Car pour protéger ces grands prédateurs efficacement, il ne suffit pas d’empêcher leur capture. Il faut aussi protéger leur habitat ici dans les Tuamotu, l’un de leur dernier refuge. « Le programme s’intéresse aux habitats, est-ce que le requin va dans les passes, le lagon, les hoa ? Qu’est-ce qu’il va faire dans toutes ces zones-là ? » interroge Antonin Guilbert.« On cherche à caractériser tous ces endroits. C’est un programme de recherche appliqué à la gestion. Il s’agit ensuite de pouvoir donner aux décideurs toutes les connaissances adaptées à la protection de l’espèce ».

Spécialiste des requins marteaux aux Etats-Unis, Yannis Peter Papastamatiou s’intéresse à la différence de comportement entre deux populations d’une même espèce, dans deux environnements radicalement différents. Crédit photo TNTV/Esther Cuneo

La présence en nombre de ces grands prédateurs à un endroit précis et sans shark feeding n’a pas manqué d’attirer l’attention de chercheurs étrangers. Spécialiste des requins marteaux aux États-Unis et professeur à l’université internationale de Floride, Yannis Peter Papastamatiou apporte son expertise.

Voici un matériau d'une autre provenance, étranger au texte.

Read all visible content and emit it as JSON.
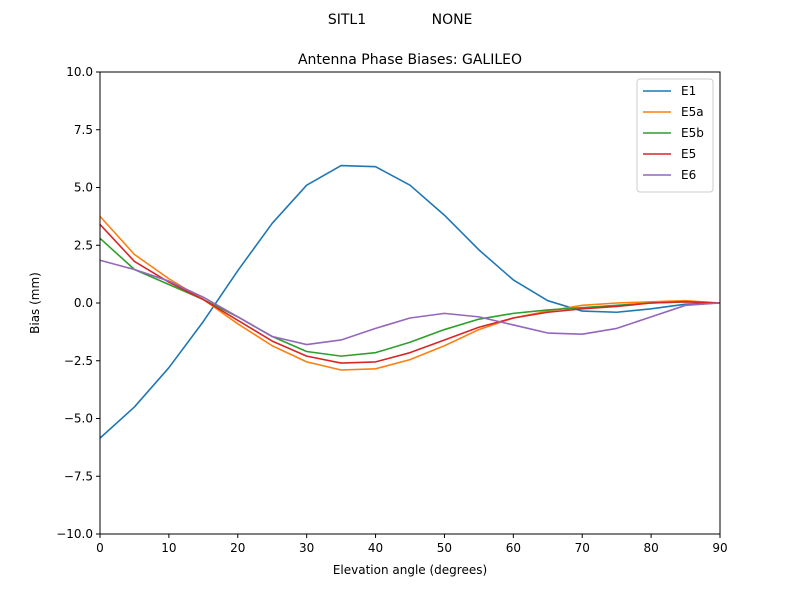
{
  "figure": {
    "suptitle_left": "SITL1",
    "suptitle_right": "NONE"
  },
  "chart_data": {
    "type": "line",
    "title": "Antenna Phase Biases: GALILEO",
    "xlabel": "Elevation angle (degrees)",
    "ylabel": "Bias (mm)",
    "xlim": [
      0,
      90
    ],
    "ylim": [
      -10,
      10
    ],
    "xticks": [
      0,
      10,
      20,
      30,
      40,
      50,
      60,
      70,
      80,
      90
    ],
    "yticks": [
      -10.0,
      -7.5,
      -5.0,
      -2.5,
      0.0,
      2.5,
      5.0,
      7.5,
      10.0
    ],
    "xtick_labels": [
      "0",
      "10",
      "20",
      "30",
      "40",
      "50",
      "60",
      "70",
      "80",
      "90"
    ],
    "ytick_labels": [
      "−10.0",
      "−7.5",
      "−5.0",
      "−2.5",
      "0.0",
      "2.5",
      "5.0",
      "7.5",
      "10.0"
    ],
    "grid": false,
    "legend_position": "top-right",
    "x": [
      0,
      5,
      10,
      15,
      20,
      25,
      30,
      35,
      40,
      45,
      50,
      55,
      60,
      65,
      70,
      75,
      80,
      85,
      90
    ],
    "series": [
      {
        "name": "E1",
        "color": "#1f77b4",
        "values": [
          -5.85,
          -4.5,
          -2.8,
          -0.8,
          1.4,
          3.45,
          5.1,
          5.95,
          5.9,
          5.1,
          3.8,
          2.3,
          1.0,
          0.1,
          -0.35,
          -0.4,
          -0.25,
          -0.05,
          0.0
        ]
      },
      {
        "name": "E5a",
        "color": "#ff7f0e",
        "values": [
          3.75,
          2.1,
          1.05,
          0.15,
          -0.9,
          -1.85,
          -2.55,
          -2.9,
          -2.85,
          -2.45,
          -1.85,
          -1.15,
          -0.65,
          -0.35,
          -0.1,
          0.0,
          0.05,
          0.1,
          0.0
        ]
      },
      {
        "name": "E5b",
        "color": "#2ca02c",
        "values": [
          2.8,
          1.45,
          0.8,
          0.15,
          -0.6,
          -1.45,
          -2.1,
          -2.3,
          -2.15,
          -1.7,
          -1.15,
          -0.7,
          -0.45,
          -0.3,
          -0.2,
          -0.1,
          0.0,
          0.05,
          0.0
        ]
      },
      {
        "name": "E5",
        "color": "#d62728",
        "values": [
          3.4,
          1.8,
          0.9,
          0.15,
          -0.75,
          -1.65,
          -2.3,
          -2.6,
          -2.55,
          -2.15,
          -1.6,
          -1.05,
          -0.65,
          -0.4,
          -0.25,
          -0.15,
          0.0,
          0.05,
          0.0
        ]
      },
      {
        "name": "E6",
        "color": "#9467bd",
        "values": [
          1.85,
          1.45,
          0.95,
          0.25,
          -0.6,
          -1.45,
          -1.8,
          -1.6,
          -1.1,
          -0.65,
          -0.45,
          -0.6,
          -0.95,
          -1.3,
          -1.35,
          -1.1,
          -0.6,
          -0.1,
          0.0
        ]
      }
    ]
  }
}
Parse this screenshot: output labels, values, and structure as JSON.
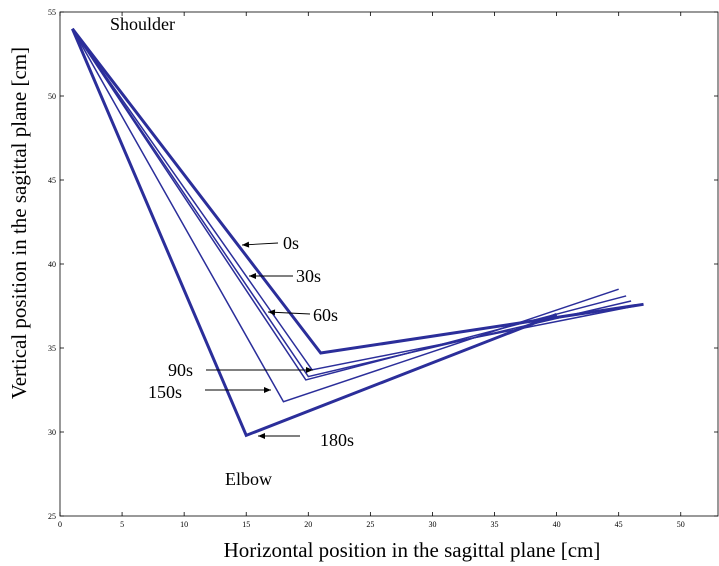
{
  "chart_data": {
    "type": "line",
    "xlabel": "Horizontal position in the sagittal plane [cm]",
    "ylabel": "Vertical position in the sagittal plane [cm]",
    "xlim": [
      0,
      53
    ],
    "ylim": [
      25,
      55
    ],
    "xticks": [
      0,
      5,
      10,
      15,
      20,
      25,
      30,
      35,
      40,
      45,
      50
    ],
    "yticks": [
      25,
      30,
      35,
      40,
      45,
      50,
      55
    ],
    "grid": false,
    "line_color": "#2b2e9a",
    "series": [
      {
        "name": "0s",
        "x": [
          1,
          21,
          47
        ],
        "y": [
          54,
          34.7,
          37.6
        ]
      },
      {
        "name": "30s",
        "x": [
          1,
          20.3,
          47
        ],
        "y": [
          54,
          33.7,
          37.6
        ]
      },
      {
        "name": "60s",
        "x": [
          1,
          20,
          46
        ],
        "y": [
          54,
          33.3,
          37.8
        ]
      },
      {
        "name": "90s",
        "x": [
          1,
          19.8,
          45.6
        ],
        "y": [
          54,
          33.1,
          38.1
        ]
      },
      {
        "name": "150s",
        "x": [
          1,
          18,
          45
        ],
        "y": [
          54,
          31.8,
          38.5
        ]
      },
      {
        "name": "180s",
        "x": [
          1,
          15,
          40
        ],
        "y": [
          54,
          29.8,
          37
        ]
      }
    ],
    "annotations": [
      {
        "text": "Shoulder"
      },
      {
        "text": "Elbow"
      },
      {
        "text": "0s"
      },
      {
        "text": "30s"
      },
      {
        "text": "60s"
      },
      {
        "text": "90s"
      },
      {
        "text": "150s"
      },
      {
        "text": "180s"
      }
    ]
  }
}
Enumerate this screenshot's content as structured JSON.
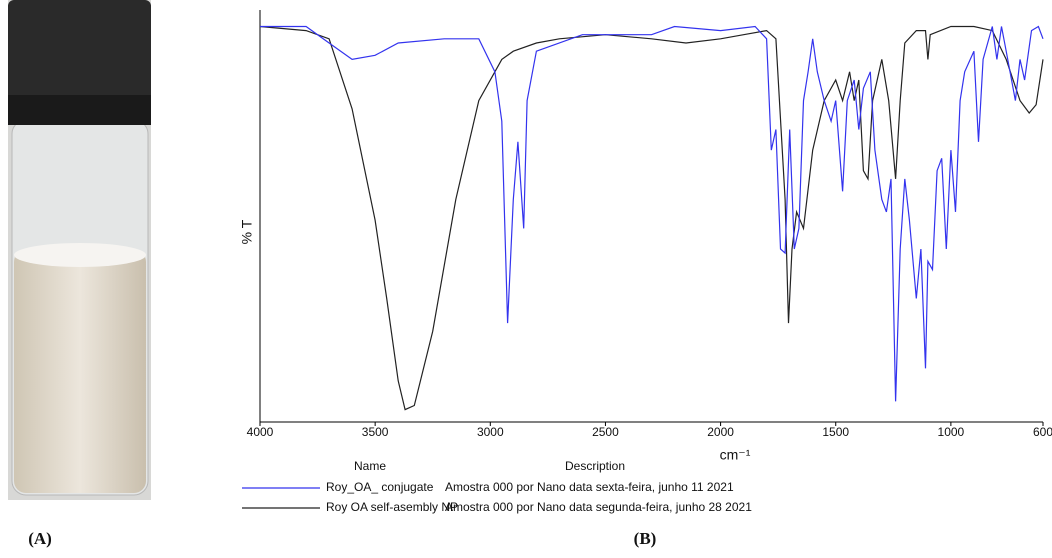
{
  "panel_labels": [
    "(A)",
    "(B)"
  ],
  "chart_data": {
    "type": "line",
    "xlabel": "cm⁻¹",
    "ylabel": "% T",
    "xlim": [
      4000,
      600
    ],
    "ylim": [
      0,
      100
    ],
    "xticks": [
      4000,
      3500,
      3000,
      2500,
      2000,
      1500,
      1000,
      600
    ],
    "legend_headers": [
      "Name",
      "Description"
    ],
    "series": [
      {
        "name": "Roy_OA_ conjugate",
        "description": "Amostra 000 por Nano data sexta-feira, junho 11 2021",
        "color": "#3333ee",
        "x": [
          4000,
          3800,
          3700,
          3600,
          3500,
          3400,
          3200,
          3050,
          2980,
          2950,
          2925,
          2900,
          2880,
          2855,
          2840,
          2800,
          2600,
          2300,
          2200,
          2000,
          1850,
          1800,
          1780,
          1760,
          1740,
          1720,
          1700,
          1680,
          1660,
          1640,
          1620,
          1600,
          1580,
          1550,
          1520,
          1500,
          1470,
          1450,
          1420,
          1400,
          1380,
          1350,
          1330,
          1300,
          1280,
          1260,
          1240,
          1220,
          1200,
          1180,
          1150,
          1130,
          1110,
          1100,
          1080,
          1060,
          1040,
          1020,
          1000,
          980,
          960,
          940,
          900,
          880,
          860,
          820,
          800,
          780,
          760,
          720,
          700,
          680,
          650,
          620,
          600
        ],
        "values": [
          96,
          96,
          92,
          88,
          89,
          92,
          93,
          93,
          85,
          73,
          24,
          54,
          68,
          47,
          78,
          90,
          94,
          94,
          96,
          95,
          96,
          93,
          66,
          71,
          42,
          41,
          71,
          42,
          47,
          78,
          85,
          93,
          85,
          78,
          73,
          78,
          56,
          78,
          83,
          71,
          81,
          85,
          66,
          54,
          51,
          59,
          5,
          42,
          59,
          49,
          30,
          42,
          13,
          39,
          37,
          61,
          64,
          42,
          66,
          51,
          78,
          85,
          90,
          68,
          88,
          96,
          88,
          96,
          90,
          78,
          88,
          83,
          95,
          96,
          93
        ]
      },
      {
        "name": "Roy OA self-asembly NP",
        "description": "Amostra 000 por Nano data segunda-feira, junho 28 2021",
        "color": "#222222",
        "x": [
          4000,
          3800,
          3700,
          3600,
          3500,
          3450,
          3400,
          3370,
          3330,
          3250,
          3150,
          3050,
          2950,
          2900,
          2800,
          2700,
          2500,
          2300,
          2150,
          2000,
          1900,
          1800,
          1760,
          1720,
          1705,
          1690,
          1670,
          1640,
          1600,
          1550,
          1500,
          1470,
          1440,
          1420,
          1400,
          1380,
          1360,
          1340,
          1300,
          1270,
          1240,
          1220,
          1200,
          1150,
          1110,
          1100,
          1090,
          1000,
          900,
          820,
          760,
          700,
          660,
          630,
          600
        ],
        "values": [
          96,
          95,
          93,
          76,
          49,
          30,
          10,
          3,
          4,
          22,
          54,
          78,
          88,
          90,
          92,
          93,
          94,
          93,
          92,
          93,
          94,
          95,
          93,
          54,
          24,
          42,
          51,
          47,
          66,
          78,
          83,
          78,
          85,
          78,
          83,
          61,
          59,
          78,
          88,
          78,
          59,
          78,
          92,
          95,
          95,
          88,
          94,
          96,
          96,
          95,
          88,
          78,
          75,
          77,
          88
        ]
      }
    ]
  }
}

C’est justement, la différence de comportement entre deux populations d’une même espèce, dans deux environnements radicalement opposés, qui l’intéresse.

« En Floride, l’eau est bien plus fraîche, il n’y a pas d’attol, ni ce genre de chenal avec de puissants courants. On voit des requins marteaux se déplacer le long de la côte sur de très grandes zones et souvent à la recherche de requins pour chasser. Ici à Rangiroa, on les trouve justement dans cette passe où il y a beaucoup de requins de récif, ce n’est pas quelque chose qu’on voit dans l’atlantique » souligne Yannis Peter Papastamatiou. « Mais surtout, ici, personne n’appâte les requins. Ils sont naturellement très nombreux en un seul endroit, probablement plus que ce qu’on a pu voir n’importe où dans le monde. C’est donc une opportunité unique de les étudier. »


En l’espace d’un an, une trentaine de marquages ont été réalisés avec succès. Mais le programme se poursuivra encore cette année et l’année prochaine. Un temps long qui dépend de la curiosité de l’animal envers ses grands admirateurs : les hommes-grenouilles du projet Tamataroa.